Because all Israel is one body and each individual Jew is a limb of that body.

We are all responsible for each other …”

Yesod ha-Teshuvah 6

 

Prayer is one of the deepest and most selfless forms of caring for others that we are privileged to exercise as human partners in the Divine Plan.

It is a hidden activity which does not draw attention to the ego, and it can be exercised not just by Leviim and Kohanim, but by anyone with a good and pure intention. Such profound and atoning prayer may be performed in physical solitude or in the midst of a congregation— It is a paradox of Jewish prayer that it is always communal and (at its most profound) always a matter of an individual’s intimate communion with G-d.

When it is performed in solitude one never prays “outside” the community, and when one prays in the company of other daveners, the real “business” still takes place in the sanctuary of one’s own heart.

In Vayikra we read the instructions for the High Priest on Yom Kippur:

“And there shall be no man in the tent of meeting when he goes in to make atonement for the holy place, until he comes out after having made atonement for himself, and for his household, and for all the assembly of Israel.”

Vayikra 16:17

Though the vast majority of halakhic commentaries on the liturgy place communal prayer in a firm position of superiority over individual prayer, and though the strictest and most physical conception of  “ minyan ” is the one which has prevailed to this day—the fact remains that the principal prayer in our principal liturgical ceremony, on our most holy day is  performed by a single individual in clearly commanded isolation.

He enters and prays alone, but (as his vestments underline) the High Priest takes the whole community on his shoulders and bears them on his heart.  So do we if we bind ourselves to the whole Community of Israel and to those we pray for.  We may pray alone, but if our prayer is to be true—we never pray without this awareness of the community.

Rabbi Levi Yitzchak of Berditchev said that a person who prays with sincerity is actually standing in the Holy of Holies when they pray, and that such a person’s upheld hands are like the wings of the keruvim above the ark.

On Yom Kippur. Each of us  is  a High Priest in the Inner Sanctuary of our Hearts.

oooOooo

Along with all other full-time contemplatives I have attempted to turn my solitude into a positive lifestyle. I persist (since  2003) in claiming that such such solitude is not loneliness if it is  viewed and  practiced as a form of active participation in the  communal life of Knesset Yisrael. 
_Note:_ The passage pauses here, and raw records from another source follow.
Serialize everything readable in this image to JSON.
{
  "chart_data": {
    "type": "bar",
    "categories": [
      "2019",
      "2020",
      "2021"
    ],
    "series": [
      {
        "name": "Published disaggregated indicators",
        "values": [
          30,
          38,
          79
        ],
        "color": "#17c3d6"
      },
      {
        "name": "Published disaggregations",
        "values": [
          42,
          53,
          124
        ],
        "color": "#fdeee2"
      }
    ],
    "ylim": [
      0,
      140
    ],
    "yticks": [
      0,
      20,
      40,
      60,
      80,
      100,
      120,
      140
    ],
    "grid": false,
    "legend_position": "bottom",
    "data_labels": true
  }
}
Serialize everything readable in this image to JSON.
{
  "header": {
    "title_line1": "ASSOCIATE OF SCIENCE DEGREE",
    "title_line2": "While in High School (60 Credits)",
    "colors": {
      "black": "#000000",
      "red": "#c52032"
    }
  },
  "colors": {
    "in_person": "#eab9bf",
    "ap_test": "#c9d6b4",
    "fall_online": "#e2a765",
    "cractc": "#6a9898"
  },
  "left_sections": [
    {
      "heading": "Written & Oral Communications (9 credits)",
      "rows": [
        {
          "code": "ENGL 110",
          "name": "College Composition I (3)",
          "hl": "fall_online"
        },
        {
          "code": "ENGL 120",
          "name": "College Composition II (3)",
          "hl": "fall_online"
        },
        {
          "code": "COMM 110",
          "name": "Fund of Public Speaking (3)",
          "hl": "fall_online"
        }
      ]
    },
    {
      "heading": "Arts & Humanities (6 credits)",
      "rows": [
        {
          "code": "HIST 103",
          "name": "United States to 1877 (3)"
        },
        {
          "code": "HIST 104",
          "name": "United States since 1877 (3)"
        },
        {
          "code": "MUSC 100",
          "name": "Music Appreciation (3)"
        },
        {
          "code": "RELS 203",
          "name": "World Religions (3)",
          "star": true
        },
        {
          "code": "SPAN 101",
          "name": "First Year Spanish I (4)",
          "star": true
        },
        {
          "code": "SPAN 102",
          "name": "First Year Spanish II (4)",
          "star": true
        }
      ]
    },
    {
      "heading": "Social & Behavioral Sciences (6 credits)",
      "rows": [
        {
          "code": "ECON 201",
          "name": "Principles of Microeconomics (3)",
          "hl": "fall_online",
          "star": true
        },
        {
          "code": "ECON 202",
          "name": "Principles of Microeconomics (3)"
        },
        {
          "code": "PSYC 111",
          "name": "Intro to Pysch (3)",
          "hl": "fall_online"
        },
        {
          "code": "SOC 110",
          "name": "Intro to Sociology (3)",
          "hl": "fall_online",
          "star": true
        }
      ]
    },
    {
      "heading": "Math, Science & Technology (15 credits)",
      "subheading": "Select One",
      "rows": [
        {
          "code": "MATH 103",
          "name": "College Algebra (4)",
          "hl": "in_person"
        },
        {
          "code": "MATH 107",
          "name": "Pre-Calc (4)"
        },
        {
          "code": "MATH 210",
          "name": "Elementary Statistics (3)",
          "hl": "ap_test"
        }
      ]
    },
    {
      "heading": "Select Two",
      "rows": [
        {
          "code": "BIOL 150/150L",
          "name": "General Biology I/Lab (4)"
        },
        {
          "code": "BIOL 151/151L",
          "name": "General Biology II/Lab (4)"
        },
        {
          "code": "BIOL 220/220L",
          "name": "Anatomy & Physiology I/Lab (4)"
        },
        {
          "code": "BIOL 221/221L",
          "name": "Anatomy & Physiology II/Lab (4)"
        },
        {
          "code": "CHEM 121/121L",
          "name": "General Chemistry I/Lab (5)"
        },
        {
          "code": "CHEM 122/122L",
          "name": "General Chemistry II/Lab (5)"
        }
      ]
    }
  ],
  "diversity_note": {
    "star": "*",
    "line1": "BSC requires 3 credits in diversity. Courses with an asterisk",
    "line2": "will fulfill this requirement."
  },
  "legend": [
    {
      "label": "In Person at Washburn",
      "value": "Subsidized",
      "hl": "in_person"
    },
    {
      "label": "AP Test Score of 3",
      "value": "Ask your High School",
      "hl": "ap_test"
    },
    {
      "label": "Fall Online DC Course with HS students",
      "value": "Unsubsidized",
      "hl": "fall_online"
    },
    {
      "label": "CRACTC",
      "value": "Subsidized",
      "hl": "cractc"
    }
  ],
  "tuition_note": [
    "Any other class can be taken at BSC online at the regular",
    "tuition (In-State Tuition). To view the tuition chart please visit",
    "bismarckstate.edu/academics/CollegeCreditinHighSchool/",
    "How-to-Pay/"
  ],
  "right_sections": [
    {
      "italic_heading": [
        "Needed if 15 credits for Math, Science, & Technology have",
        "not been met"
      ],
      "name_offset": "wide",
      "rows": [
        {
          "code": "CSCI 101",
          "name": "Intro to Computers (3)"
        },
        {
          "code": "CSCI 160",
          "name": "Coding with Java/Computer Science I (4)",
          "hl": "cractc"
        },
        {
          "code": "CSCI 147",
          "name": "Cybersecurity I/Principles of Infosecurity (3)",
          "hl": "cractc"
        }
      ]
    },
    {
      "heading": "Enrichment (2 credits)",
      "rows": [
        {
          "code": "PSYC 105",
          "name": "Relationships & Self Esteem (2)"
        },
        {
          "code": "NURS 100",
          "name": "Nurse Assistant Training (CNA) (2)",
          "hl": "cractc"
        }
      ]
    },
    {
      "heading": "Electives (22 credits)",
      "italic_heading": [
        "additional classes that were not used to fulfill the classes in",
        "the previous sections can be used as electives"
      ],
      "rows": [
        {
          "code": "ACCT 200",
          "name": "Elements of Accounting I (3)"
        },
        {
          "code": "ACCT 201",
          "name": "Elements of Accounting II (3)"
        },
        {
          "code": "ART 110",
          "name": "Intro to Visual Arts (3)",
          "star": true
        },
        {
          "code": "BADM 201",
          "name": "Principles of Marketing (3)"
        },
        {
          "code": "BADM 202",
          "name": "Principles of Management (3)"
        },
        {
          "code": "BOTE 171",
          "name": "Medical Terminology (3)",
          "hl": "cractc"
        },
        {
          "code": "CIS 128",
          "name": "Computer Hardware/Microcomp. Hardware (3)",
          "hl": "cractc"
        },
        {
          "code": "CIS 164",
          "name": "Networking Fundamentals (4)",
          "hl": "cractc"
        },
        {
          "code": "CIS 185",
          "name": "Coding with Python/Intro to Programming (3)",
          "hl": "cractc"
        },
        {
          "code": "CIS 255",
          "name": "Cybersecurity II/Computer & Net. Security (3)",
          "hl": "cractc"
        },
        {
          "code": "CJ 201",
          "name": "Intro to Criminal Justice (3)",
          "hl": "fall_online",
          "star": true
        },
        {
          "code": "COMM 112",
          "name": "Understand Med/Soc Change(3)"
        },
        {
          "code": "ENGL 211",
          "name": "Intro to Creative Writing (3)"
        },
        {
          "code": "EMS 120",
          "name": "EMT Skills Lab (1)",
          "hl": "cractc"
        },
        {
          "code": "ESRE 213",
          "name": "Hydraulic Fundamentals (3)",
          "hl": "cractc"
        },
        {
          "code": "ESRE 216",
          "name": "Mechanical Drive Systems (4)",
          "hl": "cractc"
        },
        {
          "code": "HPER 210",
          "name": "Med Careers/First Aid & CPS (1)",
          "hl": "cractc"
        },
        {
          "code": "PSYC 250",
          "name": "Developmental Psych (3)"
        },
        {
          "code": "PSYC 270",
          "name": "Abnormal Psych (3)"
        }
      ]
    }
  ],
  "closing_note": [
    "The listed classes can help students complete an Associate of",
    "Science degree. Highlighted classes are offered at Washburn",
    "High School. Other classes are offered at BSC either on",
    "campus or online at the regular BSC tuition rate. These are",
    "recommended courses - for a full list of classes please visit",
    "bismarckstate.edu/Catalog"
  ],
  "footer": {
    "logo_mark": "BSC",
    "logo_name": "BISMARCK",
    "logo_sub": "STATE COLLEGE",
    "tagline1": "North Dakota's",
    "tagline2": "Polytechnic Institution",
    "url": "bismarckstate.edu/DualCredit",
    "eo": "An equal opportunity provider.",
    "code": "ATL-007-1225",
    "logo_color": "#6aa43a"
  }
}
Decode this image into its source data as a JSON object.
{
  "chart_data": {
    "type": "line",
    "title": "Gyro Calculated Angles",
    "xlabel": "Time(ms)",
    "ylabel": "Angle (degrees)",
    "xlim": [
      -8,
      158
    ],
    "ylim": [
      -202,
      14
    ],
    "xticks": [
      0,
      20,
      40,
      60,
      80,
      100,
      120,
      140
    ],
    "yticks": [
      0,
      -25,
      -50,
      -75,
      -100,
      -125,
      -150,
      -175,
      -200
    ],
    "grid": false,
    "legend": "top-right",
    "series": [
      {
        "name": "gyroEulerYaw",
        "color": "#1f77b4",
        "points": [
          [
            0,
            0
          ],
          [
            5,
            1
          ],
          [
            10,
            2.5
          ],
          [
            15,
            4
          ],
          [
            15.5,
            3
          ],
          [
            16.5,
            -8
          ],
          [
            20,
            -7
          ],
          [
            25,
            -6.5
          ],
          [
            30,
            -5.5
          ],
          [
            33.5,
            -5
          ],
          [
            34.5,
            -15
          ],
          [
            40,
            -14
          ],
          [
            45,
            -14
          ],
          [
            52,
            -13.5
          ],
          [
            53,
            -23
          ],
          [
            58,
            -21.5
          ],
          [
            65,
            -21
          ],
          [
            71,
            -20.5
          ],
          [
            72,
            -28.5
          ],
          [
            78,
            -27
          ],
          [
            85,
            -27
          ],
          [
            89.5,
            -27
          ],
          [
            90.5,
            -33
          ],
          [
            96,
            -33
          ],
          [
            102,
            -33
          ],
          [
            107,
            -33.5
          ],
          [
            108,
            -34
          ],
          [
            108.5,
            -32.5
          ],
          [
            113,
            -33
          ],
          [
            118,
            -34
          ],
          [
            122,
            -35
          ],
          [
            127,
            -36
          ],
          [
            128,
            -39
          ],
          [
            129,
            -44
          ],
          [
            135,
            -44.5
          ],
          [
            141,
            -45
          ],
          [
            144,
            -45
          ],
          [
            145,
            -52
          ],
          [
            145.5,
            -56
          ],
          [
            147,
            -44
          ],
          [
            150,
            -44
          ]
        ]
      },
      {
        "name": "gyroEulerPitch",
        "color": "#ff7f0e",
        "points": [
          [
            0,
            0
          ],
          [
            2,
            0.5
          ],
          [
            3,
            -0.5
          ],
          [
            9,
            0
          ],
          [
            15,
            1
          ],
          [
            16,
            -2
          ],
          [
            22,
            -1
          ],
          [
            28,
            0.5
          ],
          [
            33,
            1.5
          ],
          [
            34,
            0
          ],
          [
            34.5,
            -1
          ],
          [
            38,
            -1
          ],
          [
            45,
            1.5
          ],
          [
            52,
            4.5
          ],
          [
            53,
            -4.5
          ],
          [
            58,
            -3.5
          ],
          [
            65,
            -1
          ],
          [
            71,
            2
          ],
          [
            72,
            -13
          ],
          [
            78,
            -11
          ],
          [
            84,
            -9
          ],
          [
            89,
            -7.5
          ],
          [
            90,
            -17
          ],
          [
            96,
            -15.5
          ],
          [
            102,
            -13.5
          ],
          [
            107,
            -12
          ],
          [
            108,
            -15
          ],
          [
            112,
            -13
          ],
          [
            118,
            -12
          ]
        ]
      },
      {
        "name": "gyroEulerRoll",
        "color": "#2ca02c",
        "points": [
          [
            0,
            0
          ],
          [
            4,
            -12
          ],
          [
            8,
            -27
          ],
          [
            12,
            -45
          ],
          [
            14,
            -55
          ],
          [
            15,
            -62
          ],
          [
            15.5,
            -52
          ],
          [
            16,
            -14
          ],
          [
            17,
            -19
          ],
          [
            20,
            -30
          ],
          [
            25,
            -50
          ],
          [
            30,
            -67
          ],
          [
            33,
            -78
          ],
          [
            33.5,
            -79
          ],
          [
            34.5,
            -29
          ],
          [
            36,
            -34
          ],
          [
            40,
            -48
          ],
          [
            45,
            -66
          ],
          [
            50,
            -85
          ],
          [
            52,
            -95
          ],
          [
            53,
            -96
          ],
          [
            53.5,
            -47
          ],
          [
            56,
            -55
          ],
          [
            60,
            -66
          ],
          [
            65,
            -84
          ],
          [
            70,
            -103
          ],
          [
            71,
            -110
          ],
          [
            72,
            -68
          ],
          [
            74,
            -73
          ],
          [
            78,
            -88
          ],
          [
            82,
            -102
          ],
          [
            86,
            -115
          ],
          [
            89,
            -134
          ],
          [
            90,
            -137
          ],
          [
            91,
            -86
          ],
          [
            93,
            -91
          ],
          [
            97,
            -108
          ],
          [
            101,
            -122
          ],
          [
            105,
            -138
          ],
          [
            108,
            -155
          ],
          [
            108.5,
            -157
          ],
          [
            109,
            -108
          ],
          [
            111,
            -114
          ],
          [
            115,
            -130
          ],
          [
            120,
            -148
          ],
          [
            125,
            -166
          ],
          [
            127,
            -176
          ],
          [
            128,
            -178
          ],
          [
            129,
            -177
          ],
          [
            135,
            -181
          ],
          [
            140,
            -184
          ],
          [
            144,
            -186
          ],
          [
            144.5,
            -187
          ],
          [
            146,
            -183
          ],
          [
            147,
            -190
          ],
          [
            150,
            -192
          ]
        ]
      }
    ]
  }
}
Such an eremitic lifestyle would not suit many Jews, but this year, and every year, there will be millions of Jews who are unavoidably isolated and simply unable to attend any form of communal worship over the High Holiday season. 

There will be many who, rightly or wrongly, also feel unwelcome at such gatherings even if they are physically able to attend them.

There will be  those who are in the depths of spiritual trials and  who actually choose not to attend religious services on Yom Kippur.


If you are alone this Yom Kippur…whether by choice or circumstance…..I invite you to make a “special remembrance” in your prayers for those  other Jews who are also “alone”.

 Together, may it please God, may we make a sort of minyan which meets in intention if not physically. 

If you are fortunate enough  to attend congregational worship on Yom Kippur ...I invite  you to remember those who are alone and  not present in the synagogue.

For despite  geographical, social, or ideological distances

We are  all of us One Israel.

All of us  together—each of us  alone.